Nicolas Sarkozy avait l’air très content de lui dans le rôle d’artisan de la paix. Dans de nombreuses interviews enregistrées après la fin du processus de négociation, il a vanté « l’efficacité de la voie politique pour résoudre les conflits », a condamné « l’impasse de la confrontation armée » et s’est réjouit d’avoir « contribué à arrêter une nouvelle guerre froide qui avait failli commencer en Europe »… Mais venons-en au cœur du sujet. La médiation diplomatique française, même si elle a été menée sous les auspices et au nom de l’UE, a eu pour résultat de légitimer une nouvelle prise de possession de territoire par la Russie.

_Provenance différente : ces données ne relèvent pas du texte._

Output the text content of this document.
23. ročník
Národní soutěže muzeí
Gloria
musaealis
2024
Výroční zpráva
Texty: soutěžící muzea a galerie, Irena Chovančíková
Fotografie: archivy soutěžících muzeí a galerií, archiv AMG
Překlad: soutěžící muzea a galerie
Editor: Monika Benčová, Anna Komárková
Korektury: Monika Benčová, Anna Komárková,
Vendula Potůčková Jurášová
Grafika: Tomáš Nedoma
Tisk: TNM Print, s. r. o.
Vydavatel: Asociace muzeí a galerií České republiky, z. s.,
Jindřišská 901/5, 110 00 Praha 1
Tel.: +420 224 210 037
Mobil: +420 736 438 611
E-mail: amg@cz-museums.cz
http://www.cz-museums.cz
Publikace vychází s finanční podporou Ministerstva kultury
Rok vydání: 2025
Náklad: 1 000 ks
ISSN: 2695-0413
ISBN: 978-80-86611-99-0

C’est après la guerre en Géorgie que Moscou s’est intéressée aux navires de guerre français de classe Mistral, à la pointe de la technologie. « Avec de telles armes, nous serions à Tbilissi en deux heures, pas en deux jours », disait un haut fonctionnaire russe. C’est après la guerre avec la Géorgie que la Russie a commencé à moderniser son complexe militaro-technique et à tester de nouveaux types d’armes, d’abord en Syrie, puis en Ukraine. Tant que ses plans sont couronnés de succès, le Kremlin n’a aucune raison de cesser d’encourager toutes sortes de séparatismes pour affaiblir ceux qu’il considère comme des rivaux et des opposants. Les ennemis de Moscou ne sont pas seulement l’Ukraine, la Géorgie, les États baltes et d’autres anciens territoires soviétiques. Les démocraties occidentales sont également dans le collimateur, même si elles ne s’en rendent pas compte.